Deixe-me explicar isto. A TIR diz-lhe quantas vezes uma empresa vende e substitui todo o seu inventário num ano. Pense desta forma: um produto que fica numa prateleira é dinheiro que fica ali parado, a não fazer nada. Quanto mais rápido conseguir transformar esse stock em vendas, mais rápido recupera o seu dinheiro para reinvestir. É por isso que as empresas obcecadas em manter as coisas a moverem-se tendem a superar os seus concorrentes mais lentos.
Agora, se quiser calcular isto de verdade, a fórmula da TIR é simples: Custo das Mercadorias Vendidas (COGS) dividido pelo Inventário Médio. Portanto, se uma empresa tem 200.000 dólares em COGS e 20.000 dólares em inventário médio, a sua TIR seria 10. Isso significa que estão a percorrer todo o seu inventário 10 vezes por ano. Bastante simples, certo? Mas aqui é que fica interessante.
Uma TIR alta geralmente indica vendas fortes e operações eficientes—o seu inventário está a sair das prateleiras rapidamente. Mas cuidado, porque às vezes também pode sinalizar que está a ter stock insuficiente e a perder vendas potencialmente. Por outro lado, uma TIR baixa costuma indicar excesso de stock ou procura fraca. Nenhuma das situações é ideal.
O que realmente importa é perceber o que está a impulsionar os seus números. Os padrões de procura estão a mudar sazonalmente? Os seus fornecedores estão a criar gargalos? Está a manter a mistura de produtos certa? Já vi empresas obcecadas com a fórmula da TIR sem realmente abordarem as questões subjacentes, e aí é que perdem o rumo.
O verdadeiro valor de acompanhar a sua TIR é usá-la como uma ferramenta de diagnóstico.

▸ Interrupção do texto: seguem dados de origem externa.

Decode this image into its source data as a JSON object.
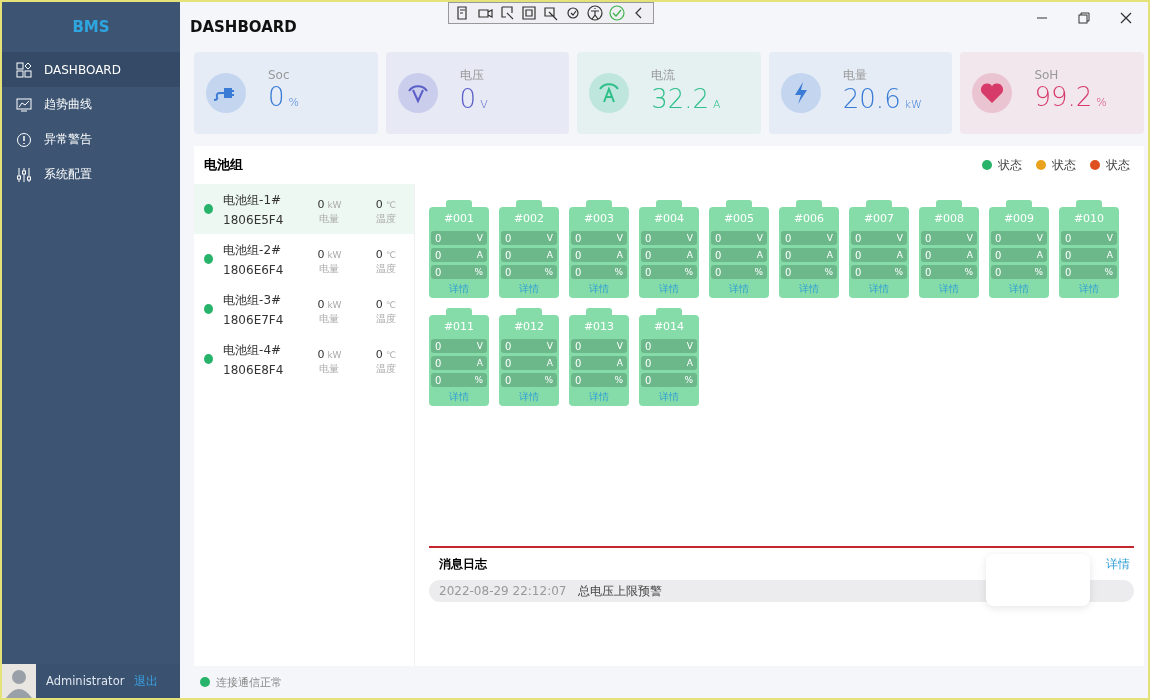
{
  "sidebar": {
    "brand": "BMS",
    "items": [
      {
        "label": "DASHBOARD",
        "selected": true
      },
      {
        "label": "趋势曲线",
        "selected": false
      },
      {
        "label": "异常警告",
        "selected": false
      },
      {
        "label": "系统配置",
        "selected": false
      }
    ],
    "user": {
      "name": "Administrator",
      "logout": "退出"
    }
  },
  "title": "DASHBOARD",
  "stats": [
    {
      "label": "Soc",
      "value": "0",
      "unit": "%",
      "color": "#3a7bd5"
    },
    {
      "label": "电压",
      "value": "0",
      "unit": "V",
      "color": "#5a5fc8"
    },
    {
      "label": "电流",
      "value": "32.2",
      "unit": "A",
      "color": "#2fbf8a"
    },
    {
      "label": "电量",
      "value": "20.6",
      "unit": "kW",
      "color": "#3a7bd5"
    },
    {
      "label": "SoH",
      "value": "99.2",
      "unit": "%",
      "color": "#d63b6a"
    }
  ],
  "panel": {
    "title": "电池组",
    "legend": [
      {
        "label": "状态",
        "color": "#27b36a"
      },
      {
        "label": "状态",
        "color": "#e9a21c"
      },
      {
        "label": "状态",
        "color": "#e0501e"
      }
    ],
    "groups": [
      {
        "name": "电池组-1#",
        "code": "1806E5F4",
        "color": "#27b36a",
        "selected": true,
        "power": "0",
        "power_unit": "kW",
        "power_label": "电量",
        "temp": "0",
        "temp_unit": "℃",
        "temp_label": "温度"
      },
      {
        "name": "电池组-2#",
        "code": "1806E6F4",
        "color": "#27b36a",
        "selected": false,
        "power": "0",
        "power_unit": "kW",
        "power_label": "电量",
        "temp": "0",
        "temp_unit": "℃",
        "temp_label": "温度"
      },
      {
        "name": "电池组-3#",
        "code": "1806E7F4",
        "color": "#27b36a",
        "selected": false,
        "power": "0",
        "power_unit": "kW",
        "power_label": "电量",
        "temp": "0",
        "temp_unit": "℃",
        "temp_label": "温度"
      },
      {
        "name": "电池组-4#",
        "code": "1806E8F4",
        "color": "#27b36a",
        "selected": false,
        "power": "0",
        "power_unit": "kW",
        "power_label": "电量",
        "temp": "0",
        "temp_unit": "℃",
        "temp_label": "温度"
      }
    ],
    "cells": [
      {
        "id": "#001",
        "rows": [
          {
            "value": "0",
            "unit": "V"
          },
          {
            "value": "0",
            "unit": "A"
          },
          {
            "value": "0",
            "unit": "%"
          }
        ],
        "link": "详情"
      },
      {
        "id": "#002",
        "rows": [
          {
            "value": "0",
            "unit": "V"
          },
          {
            "value": "0",
            "unit": "A"
          },
          {
            "value": "0",
            "unit": "%"
          }
        ],
        "link": "详情"
      },
      {
        "id": "#003",
        "rows": [
          {
            "value": "0",
            "unit": "V"
          },
          {
            "value": "0",
            "unit": "A"
          },
          {
            "value": "0",
            "unit": "%"
          }
        ],
        "link": "详情"
      },
      {
        "id": "#004",
        "rows": [
          {
            "value": "0",
            "unit": "V"
          },
          {
            "value": "0",
            "unit": "A"
          },
          {
            "value": "0",
            "unit": "%"
          }
        ],
        "link": "详情"
      },
      {
        "id": "#005",
        "rows": [
          {
            "value": "0",
            "unit": "V"
          },
          {
            "value": "0",
            "unit": "A"
          },
          {
            "value": "0",
            "unit": "%"
          }
        ],
        "link": "详情"
      },
      {
        "id": "#006",
        "rows": [
          {
            "value": "0",
            "unit": "V"
          },
          {
            "value": "0",
            "unit": "A"
          },
          {
            "value": "0",
            "unit": "%"
          }
        ],
        "link": "详情"
      },
      {
        "id": "#007",
        "rows": [
          {
            "value": "0",
            "unit": "V"
          },
          {
            "value": "0",
            "unit": "A"
          },
          {
            "value": "0",
            "unit": "%"
          }
        ],
        "link": "详情"
      },
      {
        "id": "#008",
        "rows": [
          {
            "value": "0",
            "unit": "V"
          },
          {
            "value": "0",
            "unit": "A"
          },
          {
            "value": "0",
            "unit": "%"
          }
        ],
        "link": "详情"
      },
      {
        "id": "#009",
        "rows": [
          {
            "value": "0",
            "unit": "V"
          },
          {
            "value": "0",
            "unit": "A"
          },
          {
            "value": "0",
            "unit": "%"
          }
        ],
        "link": "详情"
      },
      {
        "id": "#010",
        "rows": [
          {
            "value": "0",
            "unit": "V"
          },
          {
            "value": "0",
            "unit": "A"
          },
          {
            "value": "0",
            "unit": "%"
          }
        ],
        "link": "详情"
      },
      {
        "id": "#011",
        "rows": [
          {
            "value": "0",
            "unit": "V"
          },
          {
            "value": "0",
            "unit": "A"
          },
          {
            "value": "0",
            "unit": "%"
          }
        ],
        "link": "详情"
      },
      {
        "id": "#012",
        "rows": [
          {
            "value": "0",
            "unit": "V"
          },
          {
            "value": "0",
            "unit": "A"
          },
          {
            "value": "0",
            "unit": "%"
          }
        ],
        "link": "详情"
      },
      {
        "id": "#013",
        "rows": [
          {
            "value": "0",
            "unit": "V"
          },
          {
            "value": "0",
            "unit": "A"
          },
          {
            "value": "0",
            "unit": "%"
          }
        ],
        "link": "详情"
      },
      {
        "id": "#014",
        "rows": [
          {
            "value": "0",
            "unit": "V"
          },
          {
            "value": "0",
            "unit": "A"
          },
          {
            "value": "0",
            "unit": "%"
          }
        ],
        "link": "详情"
      }
    ],
    "log": {
      "title": "消息日志",
      "link": "详情",
      "entries": [
        {
          "time": "2022-08-29 22:12:07",
          "message": "总电压上限预警"
        }
      ]
    }
  },
  "status": {
    "text": "连接通信正常",
    "color": "#27b36a"
  }
}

Ajuda a identificar ineficiências—seja por previsão de procura fraca, problemas na cadeia de abastecimento, ou simplesmente por estar a manter stock morto demais. Empresas que dominam isto tendem a ter melhor fluxo de caixa, custos de armazenamento mais baixos e muito mais flexibilidade para se adaptarem às mudanças do mercado.
Uma coisa a ter em mente, no entanto: a TIR não é a imagem completa. Ela não lhe diz sobre os custos de manutenção, as variações sazonais, ou se os seus produtos são realmente lucrativos. É preciso olhar para o contexto mais amplo. Mas, como ponto de partida para entender quão eficientemente está a gerir o inventário? É inestimável.